[XLA:GPU] Add documentation to Priority Fusion pass.

derdrdirk · Google-ML-Automation · commit 1351df86ec0d · 2025-11-26T10:14:26.000-08:00
PiperOrigin-RevId: 837168939
diff --git a/xla/service/gpu/transforms/priority_fusion.h b/xla/service/gpu/transforms/priority_fusion.h
@@ -39,6 +39,45 @@ limitations under the License.
 namespace xla {
 namespace gpu {
 
+// PriorityFusion is the main fusion pass for XLA:GPU. It is an HLO pass that
+// assigns a priority to each producer instruction based on the estimated
+// performance benefit of fusing it into its consumers. The benefit is
+// calculated using a performance cost model:
+//
+//   priority = time_unfused - time_fused
+//
+// Note: If fusing a producer into its consumers requires duplicating the
+// producer, the cost model accounts for this duplication.
+//
+// The algorithm can be summarized in the following steps:
+// 1. For each producer, call the cost model to estimate the potential benefit
+//    of fusing it with all its consumers.
+// 2. Put all producers with a positive benefit into a priority queue, ordered
+//    by benefit.
+// 3. Pop the producer with the highest priority from the queue.
+// 4. Fuse the producer with its consumers. This may result in a new fusion
+//    instruction, or merging into an existing fusion.
+// 5. Update the priorities of the operands of the fused instructions and
+//    of instructions whose consumers have changed, and update them in the
+//    priority queue.
+// 6. If the queue is not empty, go to step 3.
+//
+// Example:
+// Consider A -> B -> C, where A, B, and C are fusible operations.
+// The fusible producers are A and B.
+//
+// Priorities are computed:
+//  - P(A) = benefit of fusing A into B.
+//  - P(B) = benefit of fusing B into C.
+//
+// Assuming P(A)=10 and P(B)=5, the queue is [(A,10), (B,5)].
+//  - A is popped and fused into B, creating fusion(A+B).
+//  - The graph becomes fusion(A+B) -> C.

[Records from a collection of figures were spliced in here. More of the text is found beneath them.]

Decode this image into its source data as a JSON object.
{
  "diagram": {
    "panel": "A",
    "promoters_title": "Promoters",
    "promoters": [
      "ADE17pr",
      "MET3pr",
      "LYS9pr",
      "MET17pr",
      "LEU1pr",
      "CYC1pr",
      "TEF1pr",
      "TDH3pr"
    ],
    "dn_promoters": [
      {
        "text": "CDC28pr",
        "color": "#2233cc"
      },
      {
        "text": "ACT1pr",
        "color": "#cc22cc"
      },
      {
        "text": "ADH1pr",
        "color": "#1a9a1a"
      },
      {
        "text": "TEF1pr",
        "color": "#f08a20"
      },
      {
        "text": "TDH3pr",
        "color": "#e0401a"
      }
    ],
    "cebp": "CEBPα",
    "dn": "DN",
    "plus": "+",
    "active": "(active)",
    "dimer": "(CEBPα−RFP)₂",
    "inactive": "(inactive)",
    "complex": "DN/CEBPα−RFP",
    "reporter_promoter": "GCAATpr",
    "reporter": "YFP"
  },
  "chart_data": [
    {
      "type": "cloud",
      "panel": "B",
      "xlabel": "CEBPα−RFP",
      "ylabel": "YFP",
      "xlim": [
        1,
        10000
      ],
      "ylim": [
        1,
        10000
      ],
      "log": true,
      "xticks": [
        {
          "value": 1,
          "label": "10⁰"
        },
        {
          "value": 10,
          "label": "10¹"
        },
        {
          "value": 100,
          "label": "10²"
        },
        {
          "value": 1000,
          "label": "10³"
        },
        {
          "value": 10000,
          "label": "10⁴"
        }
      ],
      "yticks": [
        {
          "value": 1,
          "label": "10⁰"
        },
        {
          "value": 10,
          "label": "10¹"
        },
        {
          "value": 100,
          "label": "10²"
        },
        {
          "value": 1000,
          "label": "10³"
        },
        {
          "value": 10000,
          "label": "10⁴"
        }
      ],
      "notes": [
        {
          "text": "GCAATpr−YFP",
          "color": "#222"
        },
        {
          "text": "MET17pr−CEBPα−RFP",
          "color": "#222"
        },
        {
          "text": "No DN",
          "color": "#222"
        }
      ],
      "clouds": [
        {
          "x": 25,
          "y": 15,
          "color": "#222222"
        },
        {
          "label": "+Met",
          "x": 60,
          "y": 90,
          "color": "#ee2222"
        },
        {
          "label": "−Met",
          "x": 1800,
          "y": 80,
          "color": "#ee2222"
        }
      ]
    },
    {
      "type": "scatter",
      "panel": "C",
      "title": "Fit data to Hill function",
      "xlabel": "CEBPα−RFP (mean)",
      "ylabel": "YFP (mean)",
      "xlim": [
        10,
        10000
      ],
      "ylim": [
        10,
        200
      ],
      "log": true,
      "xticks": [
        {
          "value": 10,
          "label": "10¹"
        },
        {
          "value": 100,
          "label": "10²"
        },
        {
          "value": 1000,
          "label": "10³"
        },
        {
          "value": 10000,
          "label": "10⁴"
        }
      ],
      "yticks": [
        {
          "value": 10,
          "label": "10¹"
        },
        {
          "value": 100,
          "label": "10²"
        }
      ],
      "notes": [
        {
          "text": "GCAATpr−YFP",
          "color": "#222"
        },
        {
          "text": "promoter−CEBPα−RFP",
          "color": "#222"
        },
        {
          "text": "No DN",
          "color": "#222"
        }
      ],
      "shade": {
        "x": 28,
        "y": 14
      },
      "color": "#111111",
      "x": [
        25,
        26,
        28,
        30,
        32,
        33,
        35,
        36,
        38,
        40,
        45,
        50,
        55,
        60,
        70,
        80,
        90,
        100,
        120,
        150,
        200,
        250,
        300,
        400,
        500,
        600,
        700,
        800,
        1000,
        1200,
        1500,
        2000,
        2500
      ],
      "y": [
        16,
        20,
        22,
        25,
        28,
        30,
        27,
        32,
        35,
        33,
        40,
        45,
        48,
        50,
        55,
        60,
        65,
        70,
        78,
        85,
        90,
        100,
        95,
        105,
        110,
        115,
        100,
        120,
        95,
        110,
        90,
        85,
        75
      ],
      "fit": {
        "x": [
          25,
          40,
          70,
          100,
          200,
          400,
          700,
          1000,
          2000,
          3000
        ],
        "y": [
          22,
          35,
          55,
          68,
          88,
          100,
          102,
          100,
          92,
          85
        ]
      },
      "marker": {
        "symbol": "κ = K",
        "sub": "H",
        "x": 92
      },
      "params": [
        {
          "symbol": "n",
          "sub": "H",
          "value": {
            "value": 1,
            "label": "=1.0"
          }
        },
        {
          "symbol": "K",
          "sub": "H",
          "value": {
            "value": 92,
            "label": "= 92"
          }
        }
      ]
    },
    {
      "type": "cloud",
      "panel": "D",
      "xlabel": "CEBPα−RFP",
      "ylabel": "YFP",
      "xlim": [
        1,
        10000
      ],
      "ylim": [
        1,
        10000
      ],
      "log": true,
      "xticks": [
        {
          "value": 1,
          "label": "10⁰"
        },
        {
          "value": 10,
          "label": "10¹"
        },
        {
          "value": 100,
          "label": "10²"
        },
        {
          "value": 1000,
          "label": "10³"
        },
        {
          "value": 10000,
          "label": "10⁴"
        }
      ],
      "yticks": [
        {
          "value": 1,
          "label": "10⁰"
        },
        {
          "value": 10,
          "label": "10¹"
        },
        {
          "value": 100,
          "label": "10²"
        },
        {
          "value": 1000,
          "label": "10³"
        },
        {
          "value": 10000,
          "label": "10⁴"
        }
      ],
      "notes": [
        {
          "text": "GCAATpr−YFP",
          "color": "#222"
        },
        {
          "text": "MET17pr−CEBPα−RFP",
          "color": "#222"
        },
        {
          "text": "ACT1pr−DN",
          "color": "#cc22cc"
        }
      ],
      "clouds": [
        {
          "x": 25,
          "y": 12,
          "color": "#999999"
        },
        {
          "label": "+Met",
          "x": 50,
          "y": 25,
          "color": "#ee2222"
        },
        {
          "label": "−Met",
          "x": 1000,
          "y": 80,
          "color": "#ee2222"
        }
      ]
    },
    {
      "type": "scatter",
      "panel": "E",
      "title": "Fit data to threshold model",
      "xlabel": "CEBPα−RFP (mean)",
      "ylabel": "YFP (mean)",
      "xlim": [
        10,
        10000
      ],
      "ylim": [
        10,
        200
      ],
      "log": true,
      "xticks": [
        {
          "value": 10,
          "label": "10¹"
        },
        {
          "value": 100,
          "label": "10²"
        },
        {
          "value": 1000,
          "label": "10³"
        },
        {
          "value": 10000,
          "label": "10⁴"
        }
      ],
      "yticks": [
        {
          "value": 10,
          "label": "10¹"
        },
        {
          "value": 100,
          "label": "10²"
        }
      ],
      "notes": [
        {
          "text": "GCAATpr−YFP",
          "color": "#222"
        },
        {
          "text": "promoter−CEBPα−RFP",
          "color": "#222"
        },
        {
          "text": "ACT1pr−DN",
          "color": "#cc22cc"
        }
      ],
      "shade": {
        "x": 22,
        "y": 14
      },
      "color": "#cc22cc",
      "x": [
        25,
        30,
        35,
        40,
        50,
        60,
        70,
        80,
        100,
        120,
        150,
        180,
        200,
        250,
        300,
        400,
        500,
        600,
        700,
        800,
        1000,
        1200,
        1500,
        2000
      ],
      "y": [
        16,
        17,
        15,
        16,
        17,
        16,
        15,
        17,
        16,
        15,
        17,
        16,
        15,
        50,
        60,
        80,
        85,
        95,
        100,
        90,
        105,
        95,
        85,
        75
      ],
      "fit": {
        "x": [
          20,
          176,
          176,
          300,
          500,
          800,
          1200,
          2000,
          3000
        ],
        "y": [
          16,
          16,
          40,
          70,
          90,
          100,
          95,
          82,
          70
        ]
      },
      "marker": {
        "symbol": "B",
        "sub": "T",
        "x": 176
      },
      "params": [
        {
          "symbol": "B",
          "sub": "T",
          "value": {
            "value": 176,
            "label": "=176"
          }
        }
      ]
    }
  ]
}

+//  - Priority of fusion(A+B) is computed, P(fusion(A+B))=8.
+//  - The queue becomes [(fusion(A+B),8)].
+//  - fusion(A+B) is popped and fused into C, creating fusion(A+B+C).
+//  - The queue becomes empty, and fusion terminates.
+//
 class PriorityFusion : public HloModulePass {
  public:
   PriorityFusion(tsl::thread::ThreadPool* thread_pool,